Dans un contexte de crise, le panier de consommation évolue : les représentants de Leroy Merlin, Kiabi et SELA ont tous trois constaté une diminution du prix moyen du produit acheté ainsi qu’une diminution de la qualité du produit en elle-même. Face à ce constat, les entreprises ont besoin de conserver leurs plus anciens clients et d’en trouver de nouveaux. Les cartes de fidélité permettent de connaître les préférences des clients et de mieux répondre à leurs attentes.
Comme l’a souligné Bérengère HUBNER, 63% des clients de Kiabi possèdent une carte de fidélité. Régulièrement, la société organise des soirées pour ses clients.
Les programmes de fidélité de la société de luxe Bosco di Ciliegi créent des conditions uniques pour les clients : une zone réservée aux clients fidèles, un service personnalisé avec assistante et shopper. Comme l’a souligné Viktor NEKHAEV, le principal avantage de ces services est de faire gagner un temps considérable au client.
Les technologies au service du retail
Au cours de ces dernières années, la tendance principale dans le secteur de la grande distribution est au multi-canal. Grégory GAZAGNE, directeur exécutif de Criteo pour la région Europe, Moyen-Orient, Afrique, a souligné que le consommateur désire avoir les mêmes possibilités en ligne et en magasin : personnalisation, cross-devices, continuité entre ce qui se passe en ligne et hors-ligne ou encore outils de communication avec le client. Ces moyens permettent d’économiser beaucoup de temps au client et d’offrir un service répondant parfaitement à ses besoins. Oleg ALKHAMOV (Auchan Russie) a expliqué que dans l’avenir, les technologies permettront de sélectionner un produit et de trouver très simplement où il se situe dans le magasin.

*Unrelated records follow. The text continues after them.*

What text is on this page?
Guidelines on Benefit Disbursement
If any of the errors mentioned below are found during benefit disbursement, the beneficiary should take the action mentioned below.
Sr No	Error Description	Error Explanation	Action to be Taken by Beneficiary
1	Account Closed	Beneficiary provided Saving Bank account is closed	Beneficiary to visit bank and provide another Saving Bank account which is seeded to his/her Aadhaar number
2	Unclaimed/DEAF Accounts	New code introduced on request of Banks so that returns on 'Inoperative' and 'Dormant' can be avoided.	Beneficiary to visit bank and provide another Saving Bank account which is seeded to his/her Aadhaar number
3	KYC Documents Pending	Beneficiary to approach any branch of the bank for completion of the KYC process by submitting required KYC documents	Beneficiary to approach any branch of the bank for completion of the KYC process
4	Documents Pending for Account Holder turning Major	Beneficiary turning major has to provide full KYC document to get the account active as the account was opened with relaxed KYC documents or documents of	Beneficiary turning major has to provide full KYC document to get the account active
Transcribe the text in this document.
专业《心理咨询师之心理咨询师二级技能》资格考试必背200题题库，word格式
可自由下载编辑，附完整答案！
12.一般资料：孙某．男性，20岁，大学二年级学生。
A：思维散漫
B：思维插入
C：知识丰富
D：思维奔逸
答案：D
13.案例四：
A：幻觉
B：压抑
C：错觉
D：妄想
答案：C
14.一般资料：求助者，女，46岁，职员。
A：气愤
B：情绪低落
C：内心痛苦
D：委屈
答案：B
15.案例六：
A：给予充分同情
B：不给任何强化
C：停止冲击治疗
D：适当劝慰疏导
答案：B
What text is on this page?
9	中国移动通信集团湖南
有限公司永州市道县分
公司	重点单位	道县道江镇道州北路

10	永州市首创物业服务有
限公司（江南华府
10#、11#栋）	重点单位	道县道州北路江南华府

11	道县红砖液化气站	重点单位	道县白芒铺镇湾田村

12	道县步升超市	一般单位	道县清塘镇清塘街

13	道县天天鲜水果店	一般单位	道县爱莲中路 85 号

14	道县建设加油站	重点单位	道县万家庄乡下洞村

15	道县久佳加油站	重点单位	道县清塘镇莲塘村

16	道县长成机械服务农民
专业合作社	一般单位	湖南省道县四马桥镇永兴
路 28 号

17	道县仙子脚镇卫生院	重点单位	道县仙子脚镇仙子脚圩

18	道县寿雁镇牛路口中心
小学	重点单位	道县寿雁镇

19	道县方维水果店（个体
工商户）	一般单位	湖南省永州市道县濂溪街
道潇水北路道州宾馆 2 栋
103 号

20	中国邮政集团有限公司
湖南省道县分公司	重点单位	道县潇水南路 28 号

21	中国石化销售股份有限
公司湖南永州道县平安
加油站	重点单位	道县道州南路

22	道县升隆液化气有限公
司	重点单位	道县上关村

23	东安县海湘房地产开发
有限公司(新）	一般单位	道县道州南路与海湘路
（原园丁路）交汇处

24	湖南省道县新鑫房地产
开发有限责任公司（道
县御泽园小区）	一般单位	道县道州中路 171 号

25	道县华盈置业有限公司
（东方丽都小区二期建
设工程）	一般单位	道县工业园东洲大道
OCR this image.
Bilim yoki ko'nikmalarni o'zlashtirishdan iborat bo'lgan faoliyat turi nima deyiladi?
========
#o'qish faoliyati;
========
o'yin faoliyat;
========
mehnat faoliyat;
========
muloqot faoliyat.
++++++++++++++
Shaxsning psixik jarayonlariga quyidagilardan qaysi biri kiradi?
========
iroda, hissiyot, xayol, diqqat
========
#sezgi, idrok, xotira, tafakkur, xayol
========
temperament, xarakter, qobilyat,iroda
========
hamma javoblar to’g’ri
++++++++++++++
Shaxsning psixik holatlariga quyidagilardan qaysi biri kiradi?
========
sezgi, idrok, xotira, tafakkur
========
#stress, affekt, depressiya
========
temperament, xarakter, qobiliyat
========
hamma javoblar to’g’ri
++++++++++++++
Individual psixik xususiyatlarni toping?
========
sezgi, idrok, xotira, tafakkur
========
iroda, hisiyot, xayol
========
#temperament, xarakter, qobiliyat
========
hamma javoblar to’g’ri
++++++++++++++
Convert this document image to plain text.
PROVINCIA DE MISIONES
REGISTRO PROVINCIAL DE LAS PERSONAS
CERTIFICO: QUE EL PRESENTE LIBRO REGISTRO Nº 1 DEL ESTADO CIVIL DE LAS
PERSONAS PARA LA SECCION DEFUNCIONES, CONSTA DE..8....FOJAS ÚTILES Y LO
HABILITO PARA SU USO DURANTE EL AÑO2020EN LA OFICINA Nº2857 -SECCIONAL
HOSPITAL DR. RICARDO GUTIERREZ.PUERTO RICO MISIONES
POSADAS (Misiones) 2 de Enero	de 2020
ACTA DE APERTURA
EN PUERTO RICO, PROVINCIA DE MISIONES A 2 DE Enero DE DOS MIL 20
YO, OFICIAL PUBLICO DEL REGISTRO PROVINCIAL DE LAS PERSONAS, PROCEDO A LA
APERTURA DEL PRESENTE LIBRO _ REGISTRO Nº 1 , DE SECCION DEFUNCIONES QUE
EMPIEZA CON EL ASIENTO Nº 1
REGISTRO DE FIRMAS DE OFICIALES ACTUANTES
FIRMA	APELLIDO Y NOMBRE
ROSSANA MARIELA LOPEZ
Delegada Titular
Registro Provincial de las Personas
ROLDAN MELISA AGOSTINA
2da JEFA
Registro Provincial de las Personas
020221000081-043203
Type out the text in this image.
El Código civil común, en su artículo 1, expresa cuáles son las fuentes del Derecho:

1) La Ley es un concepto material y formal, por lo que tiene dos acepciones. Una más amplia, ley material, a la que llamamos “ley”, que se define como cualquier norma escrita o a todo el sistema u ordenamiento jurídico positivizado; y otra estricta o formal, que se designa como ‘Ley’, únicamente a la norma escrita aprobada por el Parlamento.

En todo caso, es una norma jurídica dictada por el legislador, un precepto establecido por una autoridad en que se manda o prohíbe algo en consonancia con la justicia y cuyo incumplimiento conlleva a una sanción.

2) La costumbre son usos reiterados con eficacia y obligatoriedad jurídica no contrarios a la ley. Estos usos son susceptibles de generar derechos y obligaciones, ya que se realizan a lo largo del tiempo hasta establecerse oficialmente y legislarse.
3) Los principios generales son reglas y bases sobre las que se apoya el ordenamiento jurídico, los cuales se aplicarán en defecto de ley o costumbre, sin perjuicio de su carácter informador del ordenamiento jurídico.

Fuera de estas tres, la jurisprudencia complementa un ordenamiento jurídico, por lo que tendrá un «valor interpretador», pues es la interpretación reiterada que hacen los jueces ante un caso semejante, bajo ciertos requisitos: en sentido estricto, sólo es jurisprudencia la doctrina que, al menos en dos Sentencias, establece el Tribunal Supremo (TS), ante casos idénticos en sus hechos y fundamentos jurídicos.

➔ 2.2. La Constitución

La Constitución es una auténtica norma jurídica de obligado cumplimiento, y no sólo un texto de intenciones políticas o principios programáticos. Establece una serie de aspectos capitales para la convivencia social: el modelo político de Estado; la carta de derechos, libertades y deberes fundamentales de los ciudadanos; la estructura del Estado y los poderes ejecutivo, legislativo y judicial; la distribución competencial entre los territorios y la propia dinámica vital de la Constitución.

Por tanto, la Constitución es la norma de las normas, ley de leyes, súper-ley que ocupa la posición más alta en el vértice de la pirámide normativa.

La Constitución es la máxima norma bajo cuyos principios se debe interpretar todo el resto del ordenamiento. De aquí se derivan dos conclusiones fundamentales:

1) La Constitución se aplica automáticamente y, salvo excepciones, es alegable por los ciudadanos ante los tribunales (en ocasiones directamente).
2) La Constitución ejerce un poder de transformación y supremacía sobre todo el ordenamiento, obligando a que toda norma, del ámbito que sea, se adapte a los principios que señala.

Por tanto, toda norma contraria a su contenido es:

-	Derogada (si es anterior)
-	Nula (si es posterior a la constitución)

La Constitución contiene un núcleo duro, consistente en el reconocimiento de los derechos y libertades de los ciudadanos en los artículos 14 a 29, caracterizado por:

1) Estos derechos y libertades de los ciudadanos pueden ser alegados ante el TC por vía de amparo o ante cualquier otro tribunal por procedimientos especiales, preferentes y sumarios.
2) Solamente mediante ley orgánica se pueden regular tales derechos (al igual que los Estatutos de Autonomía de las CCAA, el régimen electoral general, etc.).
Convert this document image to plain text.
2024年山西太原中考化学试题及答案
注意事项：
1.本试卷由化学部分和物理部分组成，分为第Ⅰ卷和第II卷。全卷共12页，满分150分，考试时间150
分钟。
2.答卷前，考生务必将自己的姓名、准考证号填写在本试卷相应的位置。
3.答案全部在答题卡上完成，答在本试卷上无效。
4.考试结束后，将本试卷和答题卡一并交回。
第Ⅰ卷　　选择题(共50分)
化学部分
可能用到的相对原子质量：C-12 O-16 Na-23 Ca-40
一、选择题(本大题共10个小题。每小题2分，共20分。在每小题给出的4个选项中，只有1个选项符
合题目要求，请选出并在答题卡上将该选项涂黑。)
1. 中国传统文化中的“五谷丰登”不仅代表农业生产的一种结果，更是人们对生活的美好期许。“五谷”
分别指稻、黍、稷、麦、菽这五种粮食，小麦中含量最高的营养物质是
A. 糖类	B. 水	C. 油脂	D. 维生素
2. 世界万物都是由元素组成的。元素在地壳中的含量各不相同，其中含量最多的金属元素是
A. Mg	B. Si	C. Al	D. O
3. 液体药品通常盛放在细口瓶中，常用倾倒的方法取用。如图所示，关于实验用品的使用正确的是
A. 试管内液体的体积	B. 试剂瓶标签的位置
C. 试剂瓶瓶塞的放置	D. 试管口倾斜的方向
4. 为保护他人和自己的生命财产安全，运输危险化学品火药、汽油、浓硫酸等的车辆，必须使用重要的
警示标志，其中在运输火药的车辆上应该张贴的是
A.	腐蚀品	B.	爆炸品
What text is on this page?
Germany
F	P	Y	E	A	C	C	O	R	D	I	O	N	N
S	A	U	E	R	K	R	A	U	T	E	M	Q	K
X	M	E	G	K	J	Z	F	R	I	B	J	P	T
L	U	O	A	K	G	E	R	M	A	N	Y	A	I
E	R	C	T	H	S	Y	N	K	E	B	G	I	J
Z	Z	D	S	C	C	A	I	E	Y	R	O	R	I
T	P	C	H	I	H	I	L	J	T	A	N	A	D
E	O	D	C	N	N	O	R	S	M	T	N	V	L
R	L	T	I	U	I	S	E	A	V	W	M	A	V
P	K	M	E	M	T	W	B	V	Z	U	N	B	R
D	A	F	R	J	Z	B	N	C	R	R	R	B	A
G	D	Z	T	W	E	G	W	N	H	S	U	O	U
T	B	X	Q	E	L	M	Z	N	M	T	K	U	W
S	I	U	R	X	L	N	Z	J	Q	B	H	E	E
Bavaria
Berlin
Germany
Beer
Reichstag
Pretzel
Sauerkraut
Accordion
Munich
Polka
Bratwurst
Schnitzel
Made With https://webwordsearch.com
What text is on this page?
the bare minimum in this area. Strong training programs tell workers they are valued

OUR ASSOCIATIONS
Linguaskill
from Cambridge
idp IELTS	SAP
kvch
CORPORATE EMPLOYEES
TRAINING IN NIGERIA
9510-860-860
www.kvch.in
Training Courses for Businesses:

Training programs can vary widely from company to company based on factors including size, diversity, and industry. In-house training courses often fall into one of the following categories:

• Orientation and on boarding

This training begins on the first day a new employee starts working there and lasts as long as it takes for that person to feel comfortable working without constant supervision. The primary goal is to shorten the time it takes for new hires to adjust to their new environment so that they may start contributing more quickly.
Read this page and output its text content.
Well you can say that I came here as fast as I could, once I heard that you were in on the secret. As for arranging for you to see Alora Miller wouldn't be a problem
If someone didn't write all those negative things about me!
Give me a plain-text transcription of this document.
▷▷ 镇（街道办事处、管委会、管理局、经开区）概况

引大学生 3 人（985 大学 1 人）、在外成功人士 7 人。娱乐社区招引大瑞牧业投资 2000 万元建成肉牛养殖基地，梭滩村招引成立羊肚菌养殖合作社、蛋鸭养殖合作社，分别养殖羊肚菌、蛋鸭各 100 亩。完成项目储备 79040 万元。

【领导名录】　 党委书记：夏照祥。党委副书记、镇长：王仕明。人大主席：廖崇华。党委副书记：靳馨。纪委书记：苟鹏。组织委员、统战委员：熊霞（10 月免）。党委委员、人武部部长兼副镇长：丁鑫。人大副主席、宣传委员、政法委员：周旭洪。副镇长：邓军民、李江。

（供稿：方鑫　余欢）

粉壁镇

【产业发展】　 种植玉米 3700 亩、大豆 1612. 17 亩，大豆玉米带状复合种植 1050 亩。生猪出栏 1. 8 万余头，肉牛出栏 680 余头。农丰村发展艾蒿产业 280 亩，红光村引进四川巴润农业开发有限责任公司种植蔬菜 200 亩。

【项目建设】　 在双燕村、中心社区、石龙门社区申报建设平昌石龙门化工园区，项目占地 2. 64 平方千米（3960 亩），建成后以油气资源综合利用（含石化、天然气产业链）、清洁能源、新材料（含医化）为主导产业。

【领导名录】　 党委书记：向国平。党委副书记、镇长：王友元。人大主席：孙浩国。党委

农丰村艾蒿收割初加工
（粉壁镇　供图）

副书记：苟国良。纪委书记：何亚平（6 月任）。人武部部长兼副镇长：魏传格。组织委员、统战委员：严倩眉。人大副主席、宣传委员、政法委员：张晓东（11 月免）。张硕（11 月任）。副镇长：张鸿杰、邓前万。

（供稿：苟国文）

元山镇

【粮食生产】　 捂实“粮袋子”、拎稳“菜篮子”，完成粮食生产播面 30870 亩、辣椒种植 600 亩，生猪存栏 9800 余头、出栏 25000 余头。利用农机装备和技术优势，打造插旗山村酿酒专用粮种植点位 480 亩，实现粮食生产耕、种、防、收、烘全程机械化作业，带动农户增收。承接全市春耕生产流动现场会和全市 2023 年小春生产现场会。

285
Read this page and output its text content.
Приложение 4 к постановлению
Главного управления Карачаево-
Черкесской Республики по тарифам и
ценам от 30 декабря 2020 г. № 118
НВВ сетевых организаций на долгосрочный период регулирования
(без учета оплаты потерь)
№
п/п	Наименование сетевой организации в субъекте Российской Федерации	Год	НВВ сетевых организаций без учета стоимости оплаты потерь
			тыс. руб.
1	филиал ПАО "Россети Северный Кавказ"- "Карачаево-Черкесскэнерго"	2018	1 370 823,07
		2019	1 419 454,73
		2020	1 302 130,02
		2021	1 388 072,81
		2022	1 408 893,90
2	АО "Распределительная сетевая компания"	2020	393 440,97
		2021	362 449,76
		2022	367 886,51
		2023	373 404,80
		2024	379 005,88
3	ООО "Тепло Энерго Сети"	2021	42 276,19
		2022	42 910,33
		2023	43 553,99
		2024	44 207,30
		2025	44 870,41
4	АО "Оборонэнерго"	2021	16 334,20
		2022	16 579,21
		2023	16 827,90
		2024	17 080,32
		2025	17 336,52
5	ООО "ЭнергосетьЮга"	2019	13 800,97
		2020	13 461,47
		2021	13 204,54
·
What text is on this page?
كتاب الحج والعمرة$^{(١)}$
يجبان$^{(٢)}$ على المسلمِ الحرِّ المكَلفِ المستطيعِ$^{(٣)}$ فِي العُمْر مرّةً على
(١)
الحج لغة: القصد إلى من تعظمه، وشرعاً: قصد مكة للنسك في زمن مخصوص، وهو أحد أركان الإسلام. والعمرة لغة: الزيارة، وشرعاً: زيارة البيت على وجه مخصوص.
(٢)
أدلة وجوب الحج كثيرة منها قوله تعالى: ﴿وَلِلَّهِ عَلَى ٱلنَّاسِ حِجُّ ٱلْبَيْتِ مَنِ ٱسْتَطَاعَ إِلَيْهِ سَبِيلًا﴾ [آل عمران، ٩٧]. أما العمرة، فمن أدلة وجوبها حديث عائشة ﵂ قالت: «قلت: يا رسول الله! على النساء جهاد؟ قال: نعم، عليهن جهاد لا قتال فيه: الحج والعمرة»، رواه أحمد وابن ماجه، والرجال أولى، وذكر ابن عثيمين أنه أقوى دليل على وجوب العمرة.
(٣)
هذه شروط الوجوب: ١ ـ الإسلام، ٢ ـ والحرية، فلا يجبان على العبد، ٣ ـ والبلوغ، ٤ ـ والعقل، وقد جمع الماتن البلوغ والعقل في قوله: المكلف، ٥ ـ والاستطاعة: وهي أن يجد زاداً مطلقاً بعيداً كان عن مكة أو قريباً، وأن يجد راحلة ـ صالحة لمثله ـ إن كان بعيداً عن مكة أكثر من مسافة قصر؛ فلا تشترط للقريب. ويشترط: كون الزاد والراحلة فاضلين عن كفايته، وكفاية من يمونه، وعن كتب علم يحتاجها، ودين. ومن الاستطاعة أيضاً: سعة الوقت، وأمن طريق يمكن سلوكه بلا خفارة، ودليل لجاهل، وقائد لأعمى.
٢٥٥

Selon les statistiques de TNS+Google, 25% des utilisateurs d’internet en Russie qui recherchent des produits en ligne les achètent directement. Comme l’a expliqué Olga NELYUDOVA, directrice commerciale – Marché Emergents chez Google, en Russie, l’entonnoir des ventes est très proche pour toutes les catégories de produits. En général, il a pu être observé que plus le montant d’un bien était important moins il était probable que les clients l’achètent sur Internet. Les consommateurs préfèrent acheter les produits de valeur en magasin. Cependant, en Russie, le phénomène inverse a pu être constaté. Les Russes achètent plus facilement des produits chers via en ligne et à l’inverse achètent des produits moins coûteux en magasin.
Katia DARDE, directrice de clientèle chez Da !Skipper et Maksim ZENIN, directeur de la publicité produits chez Mail.ru Group sont ensuite intervenus sur les innovations comme moyen d’augmenter les ventes et d’attirer les acheteurs par l’intermédiaire d’internet.
A l’aide de sondages, l’outil Brand lift permet d’évaluer le taux de mémorisation de la publicité en ligne et de mesurer l’intention d’achat des utilisateurs.
L’outil Online to offline a également été présenté. A l’aide d’un capteur wifi, celui-ci permet de récupérer les données des smartphones des consommateurs qui fréquent les magasins ou qui se promènent devant les vitrines. A l’aide des données récoltées, les retailleurs peuvent envoyer des publicités ciblées à ces personnes. Online to offline permet également d’évaluer comment la publicité en ligne se répercute sur les achats en magasin.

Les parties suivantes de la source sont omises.